The aesthetics of instability were a crucial point for an artist who wanted to convey the message that nothing is ever fixed in our societies. Social unpredictability comes hand-in-hand with the current disturbed political and economic global climate of unrest.

Although Le Parc’s message is a sobering one, his allegorical pieces possess a deep beauty. The Blue Sphere that’s displayed on the ground floor of the Centro Cultural Kirchner is a good example of instability coupled with visual splendor.

Le Parc explained that on one side there is the experience evident on the surface of that upon which he created, while on the other side stood the viewer. He also spoke about a third place that originates from the relationship between the eye and the object. Le Parc concluded that the spectator was treated as an ‘outsider’ by the art institutions and by most artists. Thus, Le Parc strived to change the passive role of the spectator. He wanted the spectator to interact, to form a relationship with the artwork. It for this reason that his optic and kinetic pieces offer a variety of ways for the viewer to experience them. Le Parc’s aim implied a desire to break the existing boundaries between the artwork and the spectator.

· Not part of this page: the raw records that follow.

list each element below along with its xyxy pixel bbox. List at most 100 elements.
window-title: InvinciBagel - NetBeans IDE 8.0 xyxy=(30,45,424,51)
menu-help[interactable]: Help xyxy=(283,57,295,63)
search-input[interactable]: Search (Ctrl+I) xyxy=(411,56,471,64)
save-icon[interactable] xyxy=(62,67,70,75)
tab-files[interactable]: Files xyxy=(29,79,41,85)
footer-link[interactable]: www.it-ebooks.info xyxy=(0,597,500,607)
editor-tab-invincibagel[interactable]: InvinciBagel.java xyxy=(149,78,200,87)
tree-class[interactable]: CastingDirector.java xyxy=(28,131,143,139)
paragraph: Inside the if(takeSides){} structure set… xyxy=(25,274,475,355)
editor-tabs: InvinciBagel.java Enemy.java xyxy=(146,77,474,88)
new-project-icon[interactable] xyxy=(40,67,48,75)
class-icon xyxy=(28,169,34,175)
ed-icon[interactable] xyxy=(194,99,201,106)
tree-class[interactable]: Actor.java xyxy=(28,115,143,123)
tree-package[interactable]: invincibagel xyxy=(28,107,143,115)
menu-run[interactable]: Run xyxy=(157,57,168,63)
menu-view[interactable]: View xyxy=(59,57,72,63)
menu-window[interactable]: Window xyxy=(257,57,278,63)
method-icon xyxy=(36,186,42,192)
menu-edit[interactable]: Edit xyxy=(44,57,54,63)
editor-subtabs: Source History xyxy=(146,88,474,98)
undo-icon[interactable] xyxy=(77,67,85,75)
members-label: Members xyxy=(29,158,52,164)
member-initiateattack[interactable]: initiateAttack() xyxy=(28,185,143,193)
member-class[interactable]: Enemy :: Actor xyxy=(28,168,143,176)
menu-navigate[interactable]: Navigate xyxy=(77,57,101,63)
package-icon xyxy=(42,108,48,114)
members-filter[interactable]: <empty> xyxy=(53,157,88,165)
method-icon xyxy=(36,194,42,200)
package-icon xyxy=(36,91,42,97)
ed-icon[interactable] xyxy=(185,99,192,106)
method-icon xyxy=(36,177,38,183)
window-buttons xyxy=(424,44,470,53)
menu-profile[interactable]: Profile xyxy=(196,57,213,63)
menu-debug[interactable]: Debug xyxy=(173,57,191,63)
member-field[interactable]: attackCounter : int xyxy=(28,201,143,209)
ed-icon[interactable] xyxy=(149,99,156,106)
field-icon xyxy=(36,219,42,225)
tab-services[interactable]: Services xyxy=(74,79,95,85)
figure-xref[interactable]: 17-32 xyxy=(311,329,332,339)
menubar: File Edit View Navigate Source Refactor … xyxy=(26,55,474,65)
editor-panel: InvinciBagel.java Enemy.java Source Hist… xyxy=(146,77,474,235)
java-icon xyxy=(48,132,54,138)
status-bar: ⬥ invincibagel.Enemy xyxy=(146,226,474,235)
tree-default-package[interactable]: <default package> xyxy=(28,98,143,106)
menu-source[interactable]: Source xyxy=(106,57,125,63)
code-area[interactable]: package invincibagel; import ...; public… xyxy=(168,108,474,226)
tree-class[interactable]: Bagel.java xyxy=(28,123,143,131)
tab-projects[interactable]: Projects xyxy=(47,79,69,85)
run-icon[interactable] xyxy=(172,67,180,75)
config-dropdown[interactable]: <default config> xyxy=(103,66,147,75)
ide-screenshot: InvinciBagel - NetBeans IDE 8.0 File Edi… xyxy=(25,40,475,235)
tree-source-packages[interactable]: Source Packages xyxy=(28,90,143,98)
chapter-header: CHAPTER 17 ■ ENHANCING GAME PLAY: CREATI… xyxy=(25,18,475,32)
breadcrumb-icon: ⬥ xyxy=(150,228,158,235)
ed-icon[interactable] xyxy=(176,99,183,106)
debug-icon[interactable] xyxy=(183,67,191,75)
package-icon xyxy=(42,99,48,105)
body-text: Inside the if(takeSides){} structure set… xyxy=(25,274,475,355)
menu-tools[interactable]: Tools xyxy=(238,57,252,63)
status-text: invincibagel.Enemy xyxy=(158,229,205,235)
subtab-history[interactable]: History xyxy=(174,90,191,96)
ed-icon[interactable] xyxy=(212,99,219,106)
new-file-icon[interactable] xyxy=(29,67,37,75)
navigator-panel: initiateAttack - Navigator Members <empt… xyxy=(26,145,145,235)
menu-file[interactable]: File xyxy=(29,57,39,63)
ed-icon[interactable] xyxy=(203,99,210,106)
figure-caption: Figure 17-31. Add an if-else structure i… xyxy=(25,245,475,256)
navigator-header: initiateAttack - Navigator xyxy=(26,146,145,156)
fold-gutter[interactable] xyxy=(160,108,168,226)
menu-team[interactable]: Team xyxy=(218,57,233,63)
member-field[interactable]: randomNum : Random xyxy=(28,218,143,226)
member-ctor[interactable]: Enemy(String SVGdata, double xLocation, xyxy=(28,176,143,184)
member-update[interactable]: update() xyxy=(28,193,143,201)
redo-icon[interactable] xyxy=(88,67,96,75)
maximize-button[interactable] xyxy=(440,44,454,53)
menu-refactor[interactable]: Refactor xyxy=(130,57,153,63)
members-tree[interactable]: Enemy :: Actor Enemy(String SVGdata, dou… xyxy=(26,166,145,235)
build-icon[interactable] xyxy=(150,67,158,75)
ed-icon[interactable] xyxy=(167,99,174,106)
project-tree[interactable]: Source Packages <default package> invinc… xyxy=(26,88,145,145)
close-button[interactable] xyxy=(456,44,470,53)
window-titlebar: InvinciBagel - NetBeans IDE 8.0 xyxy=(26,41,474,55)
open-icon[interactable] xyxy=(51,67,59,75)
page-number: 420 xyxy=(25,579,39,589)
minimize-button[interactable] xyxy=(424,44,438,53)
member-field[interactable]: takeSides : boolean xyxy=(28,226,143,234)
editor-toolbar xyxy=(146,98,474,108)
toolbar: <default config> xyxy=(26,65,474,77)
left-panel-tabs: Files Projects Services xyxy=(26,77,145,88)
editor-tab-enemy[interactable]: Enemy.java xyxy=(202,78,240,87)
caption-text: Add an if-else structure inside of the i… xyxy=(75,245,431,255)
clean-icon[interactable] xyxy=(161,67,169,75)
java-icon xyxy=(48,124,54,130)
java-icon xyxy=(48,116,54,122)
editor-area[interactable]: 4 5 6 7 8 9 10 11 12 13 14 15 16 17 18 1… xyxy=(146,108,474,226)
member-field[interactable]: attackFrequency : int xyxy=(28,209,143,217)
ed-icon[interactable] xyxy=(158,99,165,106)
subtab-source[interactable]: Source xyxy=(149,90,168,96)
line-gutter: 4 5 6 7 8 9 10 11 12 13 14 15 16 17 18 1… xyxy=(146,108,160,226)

For instance, in the series titled Displacements, it’s the spectator’s presence that renders meaning to the refractive materials, to their fragmentation and movement. It’s through the viewer’s participation that forms are altered. Several of the pieces on show at the Kirchner Cultural Centre tacitly invite the viewer to go into them, to physically experience the essence of change. Le Parc wishes for the public to get involved with his works therefore become aware of its renewing features.

Le Parc believes in a dialogue with the public, and the public visiting the Kirchner Cultural Centre did indeed respond. Visitors enjoyed interacting with his large luminescent installations.

“I hope that the people coming to view the retrospective of my works will leave the exhibition hall feeling more optimistic than when they came in. For that is what gives meaning to my sixty-year career in the arts” said Julio Le Parc.

Indeed, he is a true visionary whose theories and works anticipated by three decades our own age of virtual reality.